//Crossposted from North Texas Daily
by Xavier Spurlock
The recently founded UNT chapter of the Secular Student Alliance, which intends to fill a void for atheist students who feel underrepresented on campus, covers topics related to atheism including separation of church and state or street epistemology in their meeting and plan on increasing their visibility this semester.
Madison Shelley, a masters student studying public administration, started the Secular Student Alliance last October after unsuccessfully seeking out an atheist group to join on campus.
“I wanted to see if there were any groups dedicated to atheist students, and when I wasn’t able to find one I saw the need to step up and get the group going,” Shelley said. “I think it’s important for the university to have a space for people with secular viewpoints to converse openly with others of similar beliefs.”
Most of the 10 members said they were seeking out a place at UNT for people with beliefs similar to their own.
Behavior analysis student Nicolas Taliaferro, 20, coincidentally attempted to contact the Secular Student Alliance to join the UNT chapter just a few days after Shelley’s application was accepted.
“One day, I started searching for a secular group at UNT and couldn’t find one,” Taliaferro said. “So I started applying to the [Secular Student Alliance] to see if we could make one. I heard back from them the next day, telling me that Madison had began trying to start the group literally three or four days before I looked it up.”
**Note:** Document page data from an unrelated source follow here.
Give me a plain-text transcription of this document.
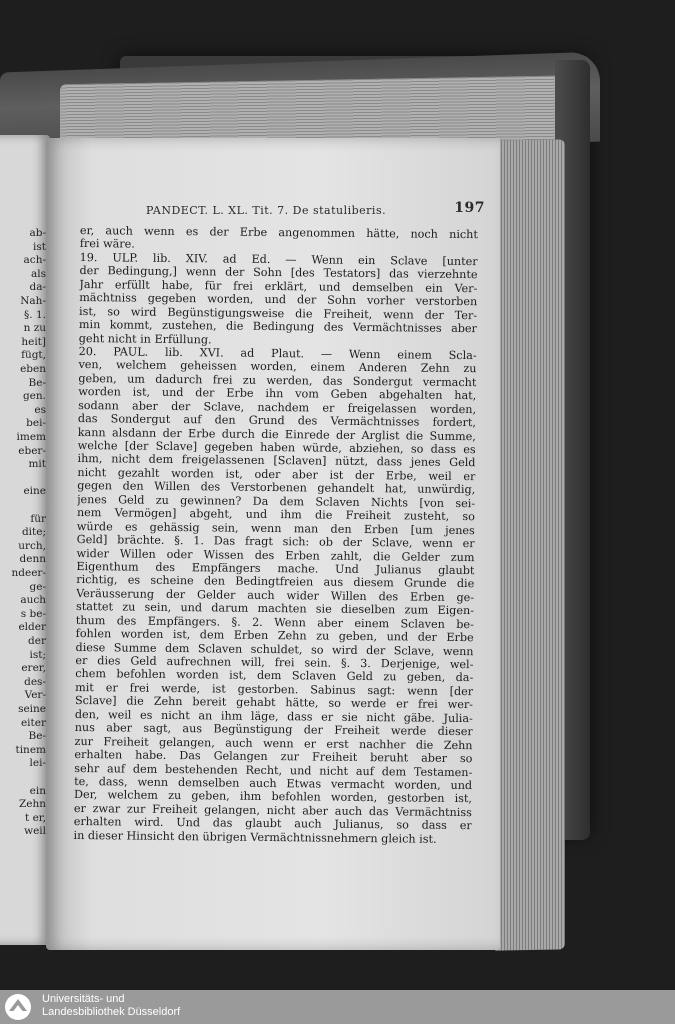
ab-
ist
ach-
als
da-
Nah-
§. 1.
n zu
heit]
fügt,
eben
Be-
gen.
es
bei-
imem
eber-
mit
eine
für
dite;
urch,
denn
ndeer-
ge-
auch
s be-
elder
der
ist;
erer,
des-
Ver-
seine
eiter
Be-
tinem
lei-
ein
Zehn
t er,
weil
PANDECT. L. XL. Tit. 7. De statuliberis.	197
er, auch wenn es der Erbe angenommen hätte, noch nicht
frei wäre.
19. ULP. lib. XIV. ad Ed. — Wenn ein Sclave [unter
der Bedingung,] wenn der Sohn [des Testators] das vierzehnte
Jahr erfüllt habe, für frei erklärt, und demselben ein Ver-
mächtniss gegeben worden, und der Sohn vorher verstorben
ist, so wird Begünstigungsweise die Freiheit, wenn der Ter-
min kommt, zustehen, die Bedingung des Vermächtnisses aber
geht nicht in Erfüllung.
20. PAUL. lib. XVI. ad Plaut. — Wenn einem Scla-
ven, welchem geheissen worden, einem Anderen Zehn zu
geben, um dadurch frei zu werden, das Sondergut vermacht
worden ist, und der Erbe ihn vom Geben abgehalten hat,
sodann aber der Sclave, nachdem er freigelassen worden,
das Sondergut auf den Grund des Vermächtnisses fordert,
kann alsdann der Erbe durch die Einrede der Arglist die Summe,
welche [der Sclave] gegeben haben würde, abziehen, so dass es
ihm, nicht dem freigelassenen [Sclaven] nützt, dass jenes Geld
nicht gezahlt worden ist, oder aber ist der Erbe, weil er
gegen den Willen des Verstorbenen gehandelt hat, unwürdig,
jenes Geld zu gewinnen? Da dem Sclaven Nichts [von sei-
nem Vermögen] abgeht, und ihm die Freiheit zusteht, so
würde es gehässig sein, wenn man den Erben [um jenes
Geld] brächte. §. 1. Das fragt sich: ob der Sclave, wenn er
wider Willen oder Wissen des Erben zahlt, die Gelder zum
Eigenthum des Empfängers mache. Und Julianus glaubt
richtig, es scheine den Bedingtfreien aus diesem Grunde die
Veräusserung der Gelder auch wider Willen des Erben ge-
stattet zu sein, und darum machten sie dieselben zum Eigen-
thum des Empfängers. §. 2. Wenn aber einem Sclaven be-
fohlen worden ist, dem Erben Zehn zu geben, und der Erbe
diese Summe dem Sclaven schuldet, so wird der Sclave, wenn
er dies Geld aufrechnen will, frei sein. §. 3. Derjenige, wel-
chem befohlen worden ist, dem Sclaven Geld zu geben, da-
mit er frei werde, ist gestorben. Sabinus sagt: wenn [der
Sclave] die Zehn bereit gehabt hätte, so werde er frei wer-
den, weil es nicht an ihm läge, dass er sie nicht gäbe. Julia-
nus aber sagt, aus Begünstigung der Freiheit werde dieser
zur Freiheit gelangen, auch wenn er erst nachher die Zehn
erhalten habe. Das Gelangen zur Freiheit beruht aber so
sehr auf dem bestehenden Recht, und nicht auf dem Testamen-
te, dass, wenn demselben auch Etwas vermacht worden, und
Der, welchem zu geben, ihm befohlen worden, gestorben ist,
er zwar zur Freiheit gelangen, nicht aber auch das Vermächtniss
erhalten wird. Und das glaubt auch Julianus, so dass er
in dieser Hinsicht den übrigen Vermächtnissnehmern gleich ist.
Universitäts- und
Landesbibliothek Düsseldorf
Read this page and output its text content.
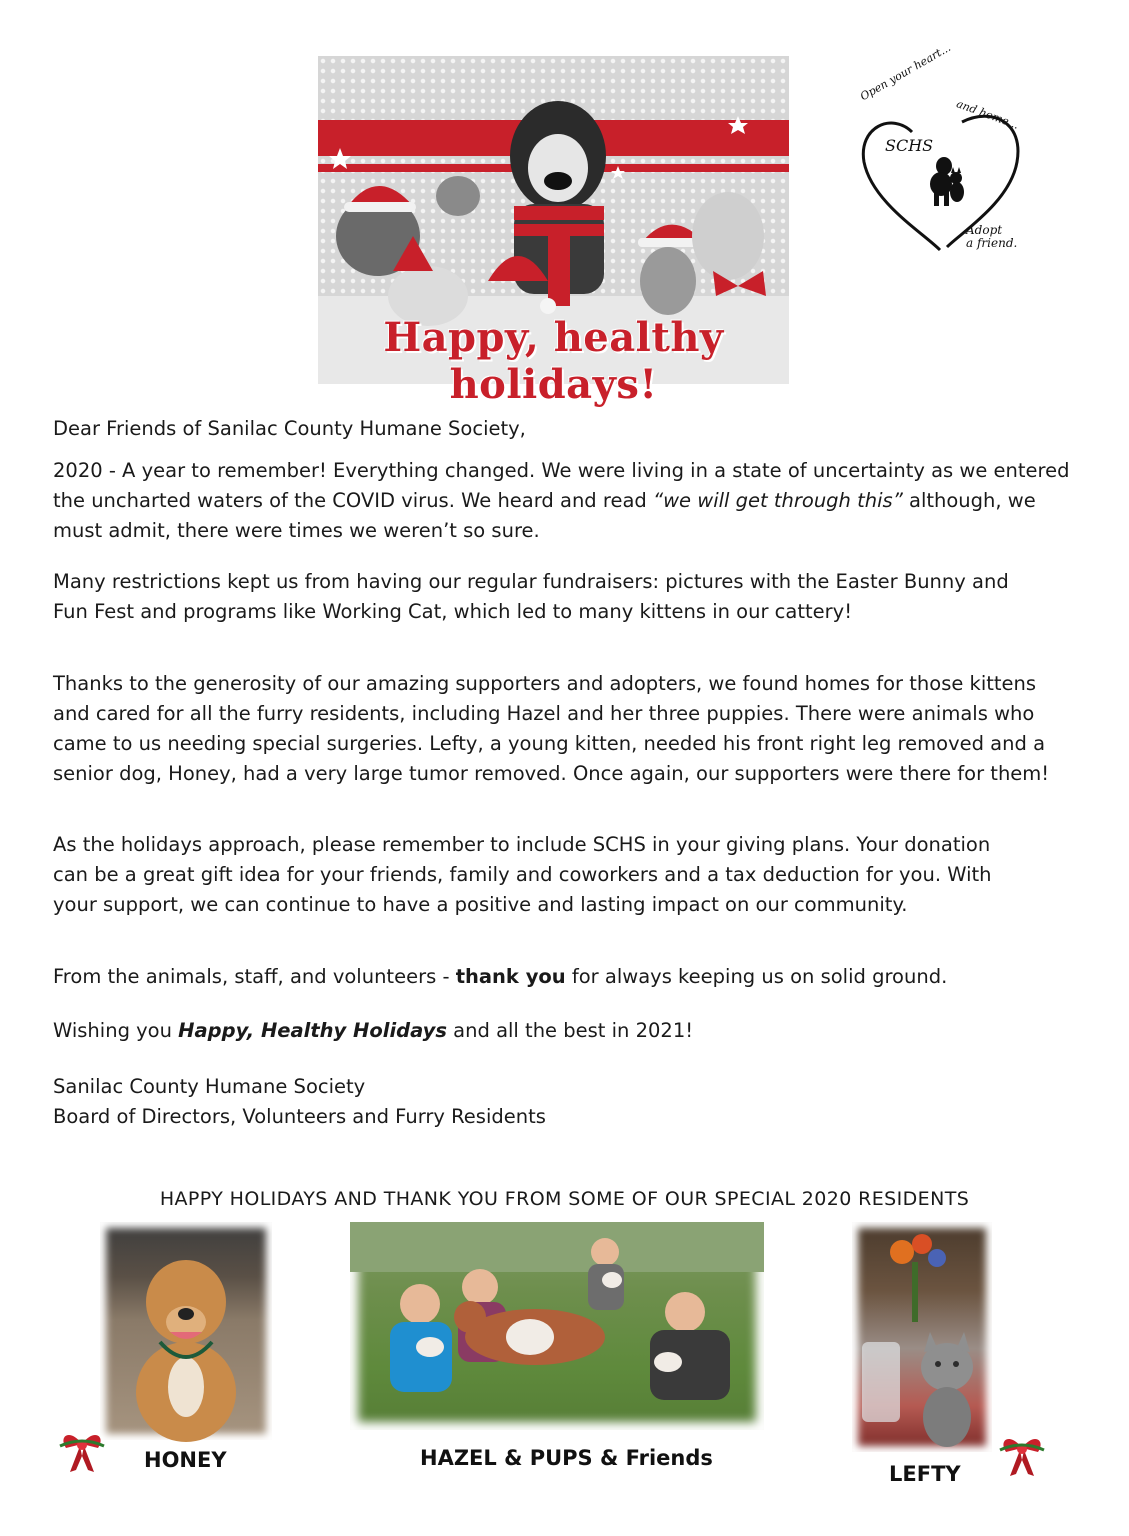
Happy, healthy holidays!
Open your heart...
and home...
SCHS
Adopt
a friend.
Dear Friends of Sanilac County Humane Society,
2020 - A year to remember! Everything changed. We were living in a state of uncertainty as we entered the uncharted waters of the COVID virus. We heard and read “we will get through this” although, we must admit, there were times we weren’t so sure.
Many restrictions kept us from having our regular fundraisers: pictures with the Easter Bunny and Fun Fest and programs like Working Cat, which led to many kittens in our cattery!
Thanks to the generosity of our amazing supporters and adopters, we found homes for those kittens and cared for all the furry residents, including Hazel and her three puppies. There were animals who came to us needing special surgeries. Lefty, a young kitten, needed his front right leg removed and a senior dog, Honey, had a very large tumor removed. Once again, our supporters were there for them!
As the holidays approach, please remember to include SCHS in your giving plans. Your donation can be a great gift idea for your friends, family and coworkers and a tax deduction for you. With your support, we can continue to have a positive and lasting impact on our community.
From the animals, staff, and volunteers - thank you for always keeping us on solid ground.
Wishing you Happy, Healthy Holidays and all the best in 2021!
Sanilac County Humane Society
Board of Directors, Volunteers and Furry Residents
HAPPY HOLIDAYS AND THANK YOU FROM SOME OF OUR SPECIAL 2020 RESIDENTS
HONEY	HAZEL & PUPS & Friends
LEFTY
The Secular Student Alliance is a national nonprofit organization with approximately 304 chapters at both an high school and college level. The alliance “empowers secular students to proudly express their identity, build welcoming communities, promote secular values, and set a course for lifelong activism,” according to their website.
As part of their efforts to increase involvement this semester, the group plans to incorporate street epistemology—the study or a theory of the nature and grounds of knowledge especially with reference to its limits and validity—around campus and set up a table alongside other organizations.
“We want to abolish the negative connotations and stereotypes often associated with atheists and we are also looking into volunteer events to give back to the community,” Shelley said. “In the future, we’re hoping to establish a lecture series and possibly even facilitate a debate here at the university.”
With approximately 36 religious groups on campus, the Secular Student Alliance members said they felt UNT did not have a place for people with similar ideologies.
Marketing junior Will Boss said he recalled not being able to join groups based on his beliefs.
“[I’ve been] at the school for two years now [and seen] a lot of other religious campus organizations have huge events that go on on campus,” Boss said. “They have a bunch of events and a lot of members and I just remember thinking that’s something I can’t, in good conscience, be a part of. I wished there was some kind of group that had ideals that lined up with my own.”
Last semester, the group discussed looking into volunteer events to give back to the community, throwing Secular Student Alliance based events and potentially establishing a lecture series as well as facilitating a structured debate at the university.
“We are officially recognized as an organization by the National SSA,” Shelley said. “We are still working to become an official student organization here at UNT. The only thing we lack is a faculty adviser.”
Despite not being an official university organization yet, Shelley said the group plans to use their resources and connections to the national group to develop a sustaining atheist organization that lasts at the university after they have all graduated.
“Ensuring continuity is a difficult task for any organization, but we want to try our best to grow our presence on campus because the more members we have, the more of a chance we have to keep the program going,” Shelley said. “A lot of the time people are hesitant to come forward as an atheist because they don’t want to be labeled or misrepresented, so if we show that it’s perfectly normal to be secular, hopefully they will feel comfortable enough to be open about their atheism.”